Report recommends divesting of religious patronage from around 50 primary schools

A new report has recommended that around 50 schools be divested around the country and that 'faith formation' should be taught outside of school hours.

The report comes from an advisory group to the Forum on Patronage and Pluralism in Primary Schools, which was launched by Education Minister Ruairi Quinn in a bid to increase diversity in Irish schools, around 90% of which are run by the Catholic church.

The report advises that around 50 schools should be divested from 47 catchment areas that have already been identified, with work beginning within a year.

Divestment would take place on a phased basis with the Forum warning against a "big bang" approach.

The remaining non-divested schools would become more diverse, with faith formation becoming a more discreet subject.

This means preparing for the sacraments such as Communion and Confirmation would take place outside school hours.

Minister Quinn has welcomed the report and said he will have an official response next month.

"We live in a changed and changing nation," the Minister said.

"There is a general acceptance that a greater diversity of primary schooling is necessary and I welcome the readiness among partners to embrace this.

"The key issue is how best to promote and develop this diversity.

"The Advisory Group report will assist us in this complex area”.

Dr John Coolahane of NUI Maynooth, head of the advisory group to the Forum, said the changes should be brought in on a gradual basis so that people can adjust.

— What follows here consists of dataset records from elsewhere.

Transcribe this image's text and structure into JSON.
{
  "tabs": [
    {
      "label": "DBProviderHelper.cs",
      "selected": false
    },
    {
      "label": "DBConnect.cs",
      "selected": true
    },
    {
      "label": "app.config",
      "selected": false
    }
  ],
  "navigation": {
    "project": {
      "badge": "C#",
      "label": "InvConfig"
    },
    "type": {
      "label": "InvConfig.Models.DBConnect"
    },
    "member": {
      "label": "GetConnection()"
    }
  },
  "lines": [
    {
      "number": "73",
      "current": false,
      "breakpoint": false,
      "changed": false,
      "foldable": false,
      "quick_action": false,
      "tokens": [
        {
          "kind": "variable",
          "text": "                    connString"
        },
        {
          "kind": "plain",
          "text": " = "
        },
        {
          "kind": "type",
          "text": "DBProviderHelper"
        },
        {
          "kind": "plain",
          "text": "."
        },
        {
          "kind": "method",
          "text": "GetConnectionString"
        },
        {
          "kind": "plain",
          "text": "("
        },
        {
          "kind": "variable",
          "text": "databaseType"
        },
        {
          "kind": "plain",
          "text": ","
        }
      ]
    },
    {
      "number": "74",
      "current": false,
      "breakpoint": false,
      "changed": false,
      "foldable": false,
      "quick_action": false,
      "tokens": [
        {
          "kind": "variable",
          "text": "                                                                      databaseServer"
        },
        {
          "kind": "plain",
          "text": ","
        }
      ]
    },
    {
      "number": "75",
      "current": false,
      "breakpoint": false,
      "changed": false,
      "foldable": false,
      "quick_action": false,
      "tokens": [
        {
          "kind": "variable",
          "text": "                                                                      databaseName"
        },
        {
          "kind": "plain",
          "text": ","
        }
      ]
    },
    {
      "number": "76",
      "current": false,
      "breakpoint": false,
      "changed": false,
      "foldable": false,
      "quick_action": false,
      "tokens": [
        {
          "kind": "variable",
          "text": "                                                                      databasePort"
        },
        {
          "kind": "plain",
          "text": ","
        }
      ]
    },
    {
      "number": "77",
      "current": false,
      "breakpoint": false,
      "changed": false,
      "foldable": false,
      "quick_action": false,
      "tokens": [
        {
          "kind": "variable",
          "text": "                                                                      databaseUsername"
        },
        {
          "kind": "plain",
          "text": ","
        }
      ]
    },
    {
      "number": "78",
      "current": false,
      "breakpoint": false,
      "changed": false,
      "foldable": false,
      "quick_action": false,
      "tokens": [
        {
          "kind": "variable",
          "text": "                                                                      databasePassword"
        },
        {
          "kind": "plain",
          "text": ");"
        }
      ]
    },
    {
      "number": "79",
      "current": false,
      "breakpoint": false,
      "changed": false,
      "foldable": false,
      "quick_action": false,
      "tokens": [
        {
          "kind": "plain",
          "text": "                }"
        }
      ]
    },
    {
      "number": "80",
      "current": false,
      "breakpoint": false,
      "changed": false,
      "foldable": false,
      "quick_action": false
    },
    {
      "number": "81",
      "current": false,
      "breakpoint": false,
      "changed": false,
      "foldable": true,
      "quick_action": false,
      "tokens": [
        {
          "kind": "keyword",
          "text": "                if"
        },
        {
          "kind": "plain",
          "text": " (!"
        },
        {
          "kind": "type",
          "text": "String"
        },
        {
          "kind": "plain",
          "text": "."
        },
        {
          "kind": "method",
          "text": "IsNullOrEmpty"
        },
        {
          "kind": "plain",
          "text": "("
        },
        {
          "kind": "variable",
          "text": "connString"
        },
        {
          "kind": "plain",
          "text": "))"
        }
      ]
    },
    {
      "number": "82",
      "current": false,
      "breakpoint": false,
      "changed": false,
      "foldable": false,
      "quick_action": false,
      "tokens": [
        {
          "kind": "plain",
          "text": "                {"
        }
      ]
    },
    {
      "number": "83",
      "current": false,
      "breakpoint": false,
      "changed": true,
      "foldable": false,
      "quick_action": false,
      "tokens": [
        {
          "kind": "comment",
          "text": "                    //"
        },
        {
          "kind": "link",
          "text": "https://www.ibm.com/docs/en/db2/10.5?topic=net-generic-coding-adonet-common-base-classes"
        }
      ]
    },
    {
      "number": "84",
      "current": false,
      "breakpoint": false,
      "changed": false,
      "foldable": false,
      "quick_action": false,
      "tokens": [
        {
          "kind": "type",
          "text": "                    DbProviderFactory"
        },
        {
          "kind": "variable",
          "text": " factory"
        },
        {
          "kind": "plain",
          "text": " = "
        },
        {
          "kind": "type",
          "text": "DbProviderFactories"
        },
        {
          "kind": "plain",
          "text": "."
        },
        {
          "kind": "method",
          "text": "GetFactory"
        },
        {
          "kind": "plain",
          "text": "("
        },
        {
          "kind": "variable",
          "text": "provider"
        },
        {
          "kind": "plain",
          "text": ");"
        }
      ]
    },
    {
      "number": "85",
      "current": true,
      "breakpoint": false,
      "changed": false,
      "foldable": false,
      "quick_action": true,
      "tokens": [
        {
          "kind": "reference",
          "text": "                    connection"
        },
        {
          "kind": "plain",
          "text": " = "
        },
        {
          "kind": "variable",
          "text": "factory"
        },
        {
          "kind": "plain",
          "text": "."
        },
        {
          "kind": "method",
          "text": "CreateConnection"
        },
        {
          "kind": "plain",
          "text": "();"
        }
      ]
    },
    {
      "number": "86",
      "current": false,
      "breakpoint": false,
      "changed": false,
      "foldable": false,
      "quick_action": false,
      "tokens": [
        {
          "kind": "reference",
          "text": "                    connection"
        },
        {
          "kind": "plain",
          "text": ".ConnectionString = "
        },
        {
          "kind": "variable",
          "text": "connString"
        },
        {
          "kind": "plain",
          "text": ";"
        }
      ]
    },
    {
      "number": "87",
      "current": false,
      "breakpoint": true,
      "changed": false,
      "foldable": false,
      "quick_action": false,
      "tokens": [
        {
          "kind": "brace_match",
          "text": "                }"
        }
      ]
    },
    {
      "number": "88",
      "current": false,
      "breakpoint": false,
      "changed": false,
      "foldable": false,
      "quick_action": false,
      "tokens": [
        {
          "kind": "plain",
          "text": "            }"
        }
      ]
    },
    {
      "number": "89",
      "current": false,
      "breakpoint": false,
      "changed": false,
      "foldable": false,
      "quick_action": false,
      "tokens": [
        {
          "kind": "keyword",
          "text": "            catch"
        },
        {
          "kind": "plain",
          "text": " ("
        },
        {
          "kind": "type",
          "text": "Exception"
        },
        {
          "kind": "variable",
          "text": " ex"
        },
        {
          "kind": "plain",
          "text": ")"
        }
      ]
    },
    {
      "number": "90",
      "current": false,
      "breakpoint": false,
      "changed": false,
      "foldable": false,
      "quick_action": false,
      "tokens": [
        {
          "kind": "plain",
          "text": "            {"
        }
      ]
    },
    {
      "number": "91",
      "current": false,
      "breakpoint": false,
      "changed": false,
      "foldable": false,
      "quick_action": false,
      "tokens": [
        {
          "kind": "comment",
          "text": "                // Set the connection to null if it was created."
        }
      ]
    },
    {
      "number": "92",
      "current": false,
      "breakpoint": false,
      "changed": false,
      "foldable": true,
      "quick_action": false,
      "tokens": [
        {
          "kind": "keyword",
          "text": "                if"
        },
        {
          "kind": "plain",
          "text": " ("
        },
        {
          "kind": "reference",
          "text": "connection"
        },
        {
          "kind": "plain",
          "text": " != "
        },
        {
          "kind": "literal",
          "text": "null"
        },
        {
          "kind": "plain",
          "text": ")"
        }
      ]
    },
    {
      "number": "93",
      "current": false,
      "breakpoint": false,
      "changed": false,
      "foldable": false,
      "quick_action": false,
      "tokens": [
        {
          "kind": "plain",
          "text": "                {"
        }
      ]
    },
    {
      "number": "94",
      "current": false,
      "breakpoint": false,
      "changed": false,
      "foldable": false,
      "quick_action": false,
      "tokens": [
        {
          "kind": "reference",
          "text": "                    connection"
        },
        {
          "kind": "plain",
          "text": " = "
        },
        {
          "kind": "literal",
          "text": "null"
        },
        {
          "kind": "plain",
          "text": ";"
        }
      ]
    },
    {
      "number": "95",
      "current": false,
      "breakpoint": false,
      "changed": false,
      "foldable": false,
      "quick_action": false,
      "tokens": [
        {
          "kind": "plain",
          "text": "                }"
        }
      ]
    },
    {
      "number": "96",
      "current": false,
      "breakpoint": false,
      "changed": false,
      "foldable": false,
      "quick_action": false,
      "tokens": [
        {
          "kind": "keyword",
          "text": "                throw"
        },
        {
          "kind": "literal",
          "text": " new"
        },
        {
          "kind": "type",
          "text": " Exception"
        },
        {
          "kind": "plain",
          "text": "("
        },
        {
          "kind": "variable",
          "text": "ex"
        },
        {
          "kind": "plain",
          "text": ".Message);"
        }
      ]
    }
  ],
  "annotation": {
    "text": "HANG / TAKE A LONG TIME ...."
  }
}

"Schools are a sensitive area," he said.

"People have a sense of identity and loyalty to schools (and) religion is a sensitive area in people's lives.

"We are very much of the view that this is a continual process over the next sequence of years. We think in that way you can build trust and confidence.

"We are very anxious to avoid social conflict and dissent on this issue at a local level, which could very well happen."

Speaking at her union's annual conference in Killarney, General Secretary of the INTO Sheila Nunan said putting these recommendations into practice will require a lot of work.

"There is a very close tie between the religious aspect and the cultural aspect - there is a bit of intertwining in that.

"A lot of Irish people were brought up with the iconography in schools.

"This is going to require a lot of careful planning."